China’s bid to challenge Boeing and Airbus falters

In This Article:

By Stella Qiu and Tim Hepher

BEIJING/PARIS (Reuters) - Development of China’s C919 single-aisle plane, already at least five years behind schedule, is going slower than expected, a dozen people familiar with the programme told Reuters, as the state-owned Commercial Aircraft Corporation (COMAC) struggles with a range of technical issues that have severely restricted test flights.

Delays are common in complex aerospace programmes, but the especially slow progress is a potential embarrassment for China, which has invested heavily in its first serious attempt to break the hold of Boeing and Airbus on the global jet market.

The most recent problem came down to a mathematical error, according to four people with knowledge of the matter.

COMAC engineers miscalculated the forces that would be placed on the plane's twin engines in flight - known in the industry as loads - and sent inaccurate data to the engine manufacturer, CFM International, four people familiar with the matter told Reuters. As a result, the engine and its housing may both have to be reinforced, the people said, most likely at COMAC’s expense – though another source denied any modification.That and other technical and structural glitches meant that by early December, after more than two and a half years of flight testing, COMAC had completed less than a fifth of the 4,200 hours in the air that it needs for final approval by the Civil Aviation Administration of China (CAAC), two people close to the project told Reuters.

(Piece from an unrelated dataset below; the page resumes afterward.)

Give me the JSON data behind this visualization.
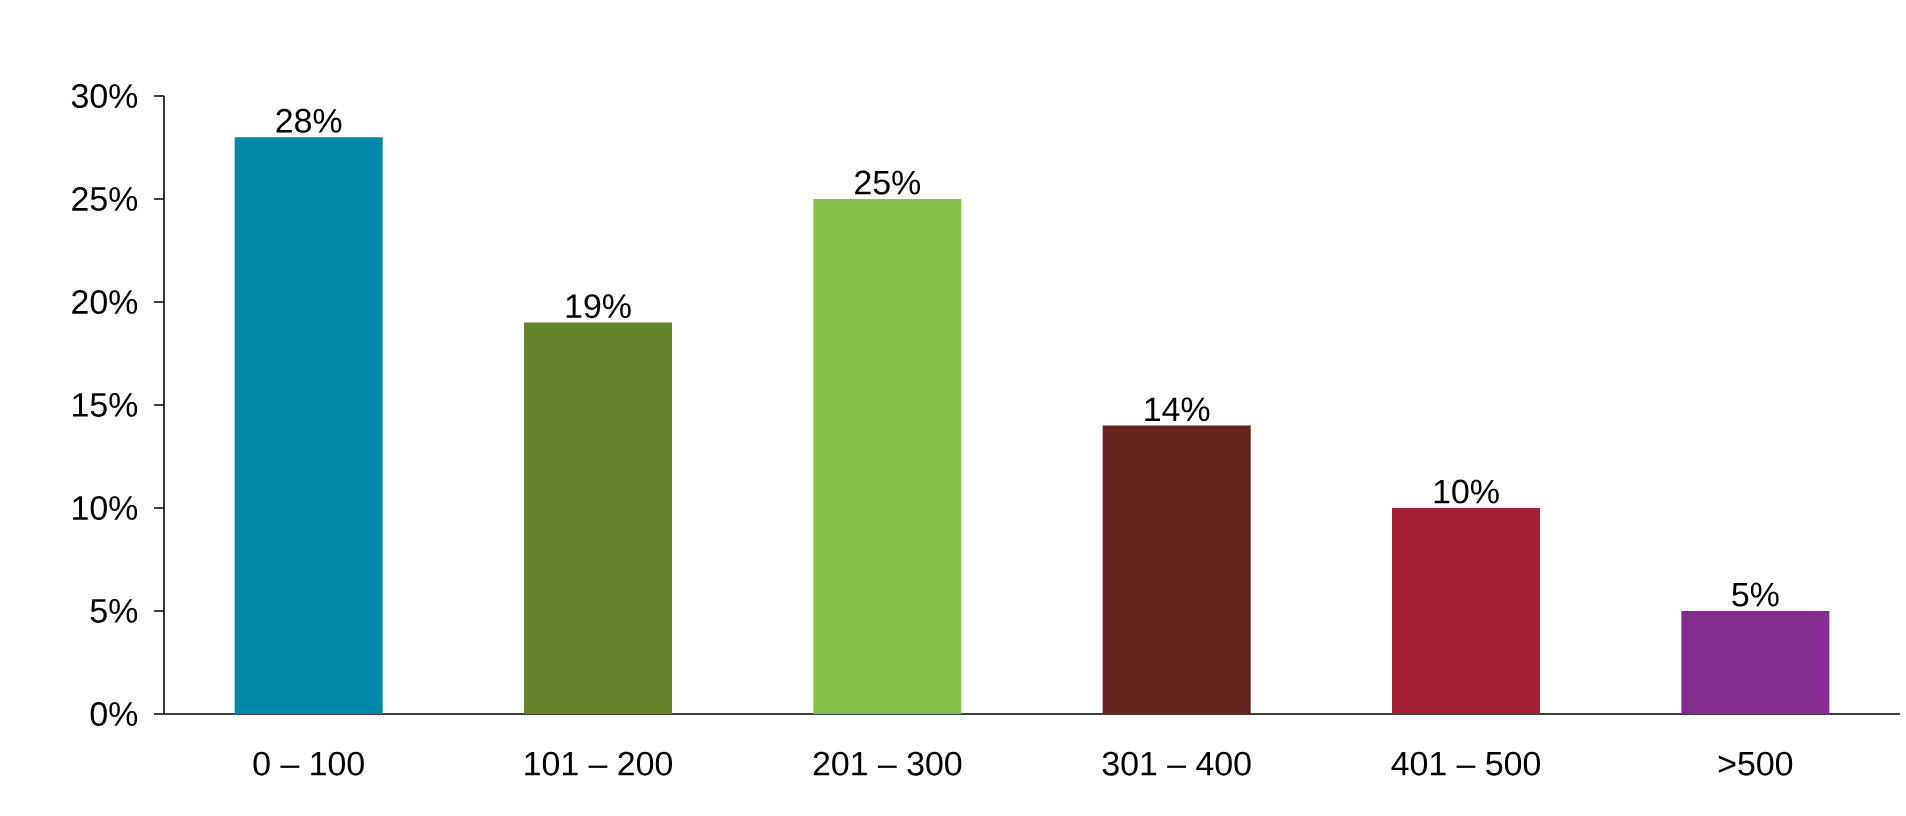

COMAC, which has been developing the C919 largely in secret since 2008, rarely discloses its targets. Company official Yang Yang told Chinese state media in September that he expected certification by the country's regulators in two to three years, without giving any further details. The company's previous publicly stated target was end-2020. Other COMAC officials have said they are aiming for certification and delivery in 2021.

COMAC did not respond to Reuters requests for comment for this story. CFM, a joint venture between General Electric and France's Safran, declined comment.

COMAC has still not finalised the correct calculations and data to send to the engine manufacturer, which are key to ensuring that the engine does not fail under heavy loads, one of the sources told Reuters. Another said load calculations often evolve during development.

But given the uncertainty, there is no guarantee COMAC will meet Yang's 2021-2022 target, people close to the programme told Reuters.

"Things do not always work out as planned, but I hope COMAC would slow down a bit and try not to rush things," one of the sources familiar with the engine issue told Reuters. "Otherwise there will be tons of issues later on."